Yet neuroplasticity is the ultimate idea of a cure for a lot of broken connections in the brain. On its own, the brain will repair itself. Physical damage from an injury that affects memory can sometimes be self-repaired as the brain finds a new connection pathway to the old area. I’ve read about it before particularly where it has affected personality, which seems almost bonkers from a purer-psychology perspective. The metaphor is simplistic, but it’s the idea that if you’re trying to get from the living room at the front of your house to the kitchen at the back of the house, and there’s something blocking your way in the dining room, you could theoretically go through the second floor if there are front and back stairs, or out the front door and come in the back door (although the metaphor breaks down). Alternatively, if you’re in an office building and have to get from one office to another, there is a direct way down Hall 1, or an indirect way down Hall 2. Neuroplasticity is the name given to the brain’s ability to heal itself, to find another hallway to get to the same spot and re-establish a link. That repair happens with some medical conditions, but it doesn’t happen with some others. And there isn’t necessarily a solid answer of how it works in the first place or why it doesn’t work in similar injuries elsewhere in the brain. It feels almost like “hacking” your own brain.
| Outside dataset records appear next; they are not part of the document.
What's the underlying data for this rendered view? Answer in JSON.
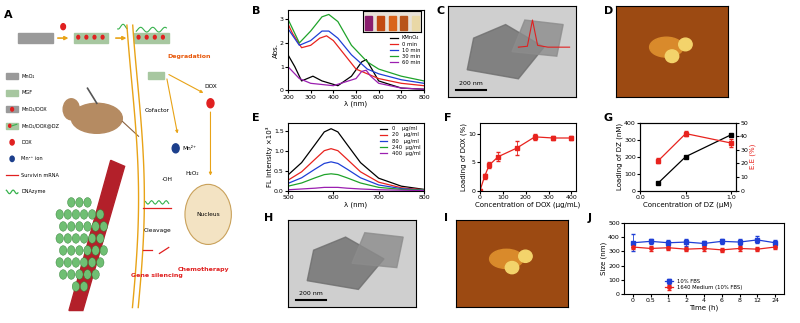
{
  "panels": {
    "A": {
      "panel_label": "A",
      "legend_items": [
        "MnO₂",
        "MGF",
        "MnO₂/DOX",
        "MnO₂/DOX@DZ",
        "DOX",
        "Mn²⁺ ion",
        "Survivin mRNA",
        "DNAzyme"
      ],
      "labels": {
        "degradation": "Degradation",
        "cofactor": "Cofactor",
        "cleavage": "Cleavage",
        "gene_silencing": "Gene silencing",
        "mn": "Mn²⁺",
        "h2o2": "H₂O₂",
        "oh": "·OH",
        "dox": "DOX",
        "nucleus": "Nucleus",
        "chemotherapy": "Chemotherapy"
      }
    },
    "C": {
      "panel_label": "C",
      "scale_bar": "200 nm"
    },
    "D": {
      "panel_label": "D"
    },
    "H": {
      "panel_label": "H",
      "scale_bar": "200 nm"
    },
    "I": {
      "panel_label": "I"
    }
  },
  "chart_data": [
    {
      "panel_label": "B",
      "type": "line",
      "x_label": "λ (nm)",
      "y_label": "Abs.",
      "xlim": [
        200,
        800
      ],
      "xticks": [
        200,
        300,
        400,
        500,
        600,
        700,
        800
      ],
      "ylim": [
        0,
        3.4
      ],
      "yticks": [
        0,
        1,
        2,
        3
      ],
      "legend": "center right",
      "grid": false,
      "series": [
        {
          "name": "KMnO₄",
          "color": "#000000",
          "line_style": "solid",
          "x": [
            200,
            230,
            260,
            310,
            350,
            420,
            480,
            525,
            545,
            570,
            600,
            700,
            800
          ],
          "values": [
            1.5,
            1.0,
            0.4,
            0.6,
            0.4,
            0.2,
            0.6,
            1.2,
            1.3,
            0.9,
            0.4,
            0.1,
            0.05
          ]
        },
        {
          "name": "0 min",
          "color": "#e8231e",
          "line_style": "solid",
          "x": [
            200,
            220,
            260,
            300,
            340,
            370,
            400,
            450,
            500,
            550,
            600,
            700,
            800
          ],
          "values": [
            2.8,
            2.4,
            1.8,
            1.9,
            2.2,
            2.3,
            2.1,
            1.5,
            0.9,
            0.7,
            0.5,
            0.3,
            0.2
          ]
        },
        {
          "name": "10 min",
          "color": "#1f3fd6",
          "line_style": "solid",
          "x": [
            200,
            250,
            300,
            350,
            380,
            420,
            480,
            550,
            600,
            700,
            800
          ],
          "values": [
            2.6,
            1.9,
            2.1,
            2.5,
            2.5,
            2.2,
            1.5,
            0.9,
            0.7,
            0.45,
            0.3
          ]
        },
        {
          "name": "30 min",
          "color": "#1fa32a",
          "line_style": "solid",
          "x": [
            200,
            250,
            300,
            350,
            380,
            420,
            480,
            550,
            600,
            700,
            800
          ],
          "values": [
            3.0,
            2.0,
            2.5,
            3.1,
            3.2,
            2.9,
            1.9,
            1.2,
            0.9,
            0.6,
            0.4
          ]
        },
        {
          "name": "60 min",
          "color": "#9b1fb0",
          "line_style": "solid",
          "x": [
            200,
            250,
            300,
            400,
            500,
            525,
            545,
            565,
            600,
            700,
            800
          ],
          "values": [
            1.0,
            0.5,
            0.3,
            0.2,
            0.5,
            0.8,
            0.85,
            0.6,
            0.3,
            0.1,
            0.05
          ]
        }
      ]
    },
    {
      "panel_label": "E",
      "type": "line",
      "x_label": "λ (nm)",
      "y_label": "FL intensity ×10³",
      "xlim": [
        500,
        800
      ],
      "xticks": [
        500,
        600,
        700,
        800
      ],
      "ylim": [
        0,
        1.7
      ],
      "yticks": [
        {
          "value": 0,
          "label": "0.0"
        },
        {
          "value": 0.5,
          "label": "0.5"
        },
        {
          "value": 1,
          "label": "1.0"
        },
        {
          "value": 1.5,
          "label": "1.5"
        }
      ],
      "legend": "upper right",
      "grid": false,
      "x": [
        500,
        530,
        560,
        580,
        595,
        610,
        630,
        660,
        700,
        750,
        800
      ],
      "series": [
        {
          "name": "0    μg/ml",
          "color": "#000000",
          "line_style": "solid",
          "values": [
            0.39,
            0.7,
            1.16,
            1.47,
            1.55,
            1.47,
            1.16,
            0.7,
            0.31,
            0.11,
            0.03
          ]
        },
        {
          "name": "20   μg/ml",
          "color": "#e8231e",
          "line_style": "solid",
          "values": [
            0.26,
            0.47,
            0.79,
            1.0,
            1.05,
            1.0,
            0.79,
            0.47,
            0.21,
            0.07,
            0.02
          ]
        },
        {
          "name": "80   μg/ml",
          "color": "#1f3fd6",
          "line_style": "solid",
          "values": [
            0.18,
            0.32,
            0.54,
            0.68,
            0.72,
            0.68,
            0.54,
            0.32,
            0.14,
            0.05,
            0.01
          ]
        },
        {
          "name": "240  μg/ml",
          "color": "#1fa32a",
          "line_style": "solid",
          "values": [
            0.11,
            0.19,
            0.32,
            0.4,
            0.42,
            0.4,
            0.32,
            0.19,
            0.08,
            0.03,
            0.01
          ]
        },
        {
          "name": "400  μg/ml",
          "color": "#9b1fb0",
          "line_style": "solid",
          "values": [
            0.02,
            0.04,
            0.06,
            0.08,
            0.08,
            0.08,
            0.06,
            0.04,
            0.02,
            0.01,
            0.0
          ]
        }
      ]
    },
    {
      "panel_label": "F",
      "type": "line",
      "x_label": "Concentration of DOX (μg/mL)",
      "y_label": "Loading of DOX (%)",
      "xlim": [
        0,
        420
      ],
      "xticks": [
        0,
        100,
        200,
        300,
        400
      ],
      "ylim": [
        0,
        12
      ],
      "yticks": [
        0,
        5,
        10
      ],
      "grid": false,
      "series": [
        {
          "color": "#e8231e",
          "marker": "square",
          "line_style": "solid",
          "x": [
            0,
            20,
            40,
            80,
            160,
            240,
            320,
            400
          ],
          "values": [
            0,
            2.5,
            4.5,
            6,
            7.5,
            9.5,
            9.3,
            9.3
          ],
          "errors": [
            0.3,
            0.5,
            0.5,
            0.8,
            1.2,
            0.5,
            0.3,
            0.3
          ]
        }
      ]
    },
    {
      "panel_label": "G",
      "type": "line",
      "x_label": "Concentration of DZ (μM)",
      "y_label": "Loading of DZ (nM)",
      "y2_label": "E.E (%)",
      "xlim": [
        0,
        1.05
      ],
      "xticks": [
        {
          "value": 0,
          "label": "0.0"
        },
        {
          "value": 0.5,
          "label": "0.5"
        },
        {
          "value": 1,
          "label": "1.0"
        }
      ],
      "ylim": [
        0,
        400
      ],
      "yticks": [
        0,
        100,
        200,
        300,
        400
      ],
      "y2lim": [
        0,
        50
      ],
      "y2ticks": [
        0,
        10,
        20,
        30,
        40,
        50
      ],
      "grid": false,
      "series": [
        {
          "color": "#000000",
          "marker": "square",
          "line_style": "solid",
          "x": [
            0.2,
            0.5,
            1.0
          ],
          "values": [
            45,
            200,
            330
          ]
        },
        {
          "color": "#e8231e",
          "marker": "square",
          "line_style": "solid",
          "axis": "y2",
          "x": [
            0.2,
            0.5,
            1.0
          ],
          "values": [
            22,
            42,
            35
          ],
          "errors": [
            2,
            2,
            3
          ]
        }
      ]
    },
    {
      "panel_label": "J",
      "type": "line",
      "x_label": "Time (h)",
      "y_label": "Size (nm)",
      "categories": [
        "0",
        "0.5",
        "1",
        "2",
        "4",
        "6",
        "8",
        "12",
        "24"
      ],
      "ylim": [
        0,
        500
      ],
      "yticks": [
        0,
        100,
        200,
        300,
        400,
        500
      ],
      "legend": "lower center",
      "grid": false,
      "series": [
        {
          "name": "10% FBS",
          "color": "#1f3fd6",
          "marker": "square",
          "line_style": "solid",
          "values": [
            360,
            370,
            360,
            365,
            355,
            370,
            365,
            380,
            360
          ],
          "errors": [
            60,
            20,
            20,
            25,
            20,
            20,
            20,
            25,
            20
          ]
        },
        {
          "name": "1640 Medium (10% FBS)",
          "color": "#e8231e",
          "marker": "circle",
          "line_style": "solid",
          "values": [
            330,
            320,
            325,
            315,
            320,
            310,
            320,
            315,
            330
          ],
          "errors": [
            15,
            15,
            15,
            15,
            15,
            15,
            15,
            15,
            15
          ]
        }
      ]
    }
  ]
}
Nevertheless, I find it fascinating as an idea. Particularly with the idea that perhaps certain drug cocktails could speed up the routing process and help the brain heal faster. We already know the effects of certain drugs on the brain’s ability to access and retain information (both in good ways and bad), often exaggerated as plot devices in movies and books, even though the basic operations are sound. More obvious and less sensational to me is the finding that the brain actually physically changes with use of certain pathways — like learning to read Braille expanding the language centre of your brain.

Fascinating, I admit. But I’m still not sure I’d classify it as psychology unless the elements change personality or active behavioural cues. I’m not ready to embrace the larger holistic view and the ties to the physiological aspects. I want to believe that consciousness is more important than biology.